Tra le conferenze proposte Mediterraneo è bello! Virtù benefiche di vite e olivo, che vedrà la partecipazione di due docenti del Dipartimento di Scienze e Innovazione Tecnologica dell’Università del Piemonte Orientale di Alessandria. Saranno infatti il professor Bruno Burlando, associato di Fisiologia e responsabile del Laboratorio di Fisiologia Cellulare, e il professor Giorgio Calabrese, medico specializzato in scienza dell'alimentazione, esperto di nutrizione e professore a contratto al Disit, a dibattere venerdì 1 novembre alle 15.30 (Aula Polivalente San Salvatore, Piazza Sarzano, Genova) di olivo e vite, le due colture del Mediterraneo che arricchiscono le nostre tavole di sapori e tradizione.

Coltivate sin da tempi molto antichi, queste piante rappresentano una caratteristica imprescindibile del paesaggio che ci circonda e contribuiscono a costruirne il fascino. I prodotti alimentari che ne derivano sono fra i più nobili della dieta mediterranea, hanno effetti benefici sulla salute e svolgono un ruolo importante nella prevenzione di patologie tipiche dell'età avanzata. Olio e vino sono in tutto e per tutto alimenti liquidi: ricchi di antiossidanti, minerali e vitamine con un effetto positivo sul nostro organismo. Senza contare che gli scarti di potatura e lavorazione - rami, sansa, foglie e vinaccioli - sono utili per l'isolamento di principi attivi di valore nutraceutico, cosmetico e farmacologico, fra cui vari polifenoli, flavonoidi e tannini. La possibilità di recuperare questi scarti vegetali per ottenere composti con importanti proprietà biologiche, apre nuovi orizzonti per i produttori e le industrie alimentari e farmaceutiche. Ecco dunque che la prospettiva e la tridimensionalità dell'industria alimentare legata all'olivo e alla vite si accentuano e mostrano tutto il loro potenziale impatto positivo sulla nostra vita.

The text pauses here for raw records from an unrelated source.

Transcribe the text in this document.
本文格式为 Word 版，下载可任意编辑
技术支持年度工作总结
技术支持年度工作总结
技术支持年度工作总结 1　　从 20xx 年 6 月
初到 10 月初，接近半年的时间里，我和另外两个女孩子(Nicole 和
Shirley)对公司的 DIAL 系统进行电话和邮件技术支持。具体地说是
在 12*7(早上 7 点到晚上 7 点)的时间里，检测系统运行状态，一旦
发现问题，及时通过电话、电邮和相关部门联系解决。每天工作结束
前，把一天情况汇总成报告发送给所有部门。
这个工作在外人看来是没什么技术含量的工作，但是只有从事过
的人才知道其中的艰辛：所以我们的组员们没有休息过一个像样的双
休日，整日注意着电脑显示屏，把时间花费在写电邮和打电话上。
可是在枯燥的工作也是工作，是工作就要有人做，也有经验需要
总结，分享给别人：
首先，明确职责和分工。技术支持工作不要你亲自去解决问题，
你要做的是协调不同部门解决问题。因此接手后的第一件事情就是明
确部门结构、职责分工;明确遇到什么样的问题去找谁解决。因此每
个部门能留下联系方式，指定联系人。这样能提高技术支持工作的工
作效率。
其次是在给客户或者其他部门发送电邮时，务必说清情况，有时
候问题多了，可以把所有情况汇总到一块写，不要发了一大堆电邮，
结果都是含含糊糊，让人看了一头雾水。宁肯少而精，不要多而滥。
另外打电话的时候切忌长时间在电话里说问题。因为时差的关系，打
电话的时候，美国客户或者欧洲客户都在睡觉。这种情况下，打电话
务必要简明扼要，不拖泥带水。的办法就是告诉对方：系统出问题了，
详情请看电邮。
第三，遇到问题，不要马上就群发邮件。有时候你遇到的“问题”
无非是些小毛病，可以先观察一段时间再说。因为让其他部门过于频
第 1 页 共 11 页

Un’altra importante esposizione (presso il complesso di Santa Maria di Castello, Genova) sarà Dalla natura stupefacente alle droghe sintetiche organizzata dal Polo Botanico Hanbury in collaborazione con la Polizia di Stato. Alle storiche sostanze d’abuso derivate da prodotti di origine vegetale, negli ultimi due decenni si sono affiancate numerose nuove sostanze psicoattive. Partendo dalla conoscenza delle piante antiche, esposte all’interno di un giardino, il visitatore intraprenderà un cammino che lo porterà ai giorni nostri, dove, accanto alle “droghe tradizionali” prodotte su larga scala da potenti organizzazioni criminali, troviamo pericolose sostanze d’abuso, per lo più di origine sintetica, che corrono sul web. Spesso note come smart drugs, le nuove droghe sono costituite da un gruppo estremamente eterogeneo di sostanze, spesso non sottoposte al controllo di legge. Mostre scientifiche, artistiche e interattive, laboratori, conferenze, incontri, tavole rotonde, spettacoli, eventi speciali: questa è la vasta gamma di scelte che il Festival della Scienza intende offrire al pubblico.